As an employer, encouraging exercise outside of work promotes work-life balance and makes employees happier and healthier. (Photo: Syda Productions/Shutterstock)

Encourage exercise

Encourage employees to exercise regularly by starting a lunchtime walking club or organizing a fitness contest. “Regular physical exercise — as little as three weekly sessions of 30 minutes each — has the same effect as our most powerful psychiatric medication,” said Ben-Shahar.

Physically active employees make for a happier, more creative and less stressful workplace.

Insist on downtime

Counterintuitive as it might seem, employers should demand that employees take breaks. “Being ‘on’ all the time is not helpful for the individual employee, nor for the organization. More is not necessarily better,” said Ben-Shahar. Creativity and productivity diminish when there is no time for recovery during the day, he noted.

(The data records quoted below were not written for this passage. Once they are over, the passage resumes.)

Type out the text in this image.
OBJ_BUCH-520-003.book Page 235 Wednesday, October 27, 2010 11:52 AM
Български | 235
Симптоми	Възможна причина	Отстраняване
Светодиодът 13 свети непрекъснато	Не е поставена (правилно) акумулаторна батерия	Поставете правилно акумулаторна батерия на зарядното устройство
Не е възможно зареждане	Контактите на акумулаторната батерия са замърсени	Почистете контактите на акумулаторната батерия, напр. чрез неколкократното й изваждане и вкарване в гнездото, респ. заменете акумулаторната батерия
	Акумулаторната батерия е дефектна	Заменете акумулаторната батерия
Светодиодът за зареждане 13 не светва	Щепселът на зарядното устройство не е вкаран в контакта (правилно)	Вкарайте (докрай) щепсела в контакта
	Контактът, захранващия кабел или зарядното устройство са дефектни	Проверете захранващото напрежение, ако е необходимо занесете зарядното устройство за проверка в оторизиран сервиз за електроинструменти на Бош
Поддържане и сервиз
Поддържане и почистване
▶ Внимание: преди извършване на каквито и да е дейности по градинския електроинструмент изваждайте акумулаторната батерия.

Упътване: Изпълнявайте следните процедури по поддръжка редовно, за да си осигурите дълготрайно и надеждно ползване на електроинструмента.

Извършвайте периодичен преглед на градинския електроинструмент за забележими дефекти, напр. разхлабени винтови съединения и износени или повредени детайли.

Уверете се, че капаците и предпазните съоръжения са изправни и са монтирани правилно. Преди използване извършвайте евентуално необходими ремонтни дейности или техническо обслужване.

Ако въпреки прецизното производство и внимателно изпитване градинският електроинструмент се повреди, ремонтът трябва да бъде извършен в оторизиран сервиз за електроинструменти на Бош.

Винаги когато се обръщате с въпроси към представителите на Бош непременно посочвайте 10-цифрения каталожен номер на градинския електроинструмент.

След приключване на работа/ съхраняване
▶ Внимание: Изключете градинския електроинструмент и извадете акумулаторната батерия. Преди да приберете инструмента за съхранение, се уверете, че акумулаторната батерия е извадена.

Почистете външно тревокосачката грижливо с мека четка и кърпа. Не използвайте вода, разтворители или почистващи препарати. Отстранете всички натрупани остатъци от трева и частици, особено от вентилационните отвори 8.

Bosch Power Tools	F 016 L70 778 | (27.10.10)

His rule of thumb is 15 minutes of downtime for every 1 to 2 hours worked, at least one day off per week to refresh, and a real vacation once every 6 to 12 months.

Support work-life balance

Flexible scheduling and working remotely allow employees to work productive hours around family commitments, doctor appointments and even car repairs. Happy employees have employers who recognize that their lives outside of work are just as important as their lives inside the office.

Ask for ideas

Employees should feel they can share ideas without fear of embarrassment (and ask for help without fear of punishment).

In academic terms, this kind of environment offers “psychological safety,” which encourages deeper engagement, according to Amy C. Edmondson, Novartis Professor of Leadership and Management at Harvard Business School.

Team leaders create a climate of psychological safety, Donaldson added, “by modeling the behavior of candor and engagement…being proactive in seeking out people’s ideas and input.” When managers ask employees for their opinions and proposed solutions, they send a powerful message that their ideas matter.

Praise in public

“One of the easiest and most effective ways to reward your employees for no cost is to recognize them publicly for their efforts,” writes TG & Associates, a consulting group.

You can announce their accomplishments in staff meetings or by email (copy the whole staff), for example.

Throw cake or pizza parties

These are an easy, cheap way to congratulate the team on a win or acknowledge an employee’s work anniversary or significant life event.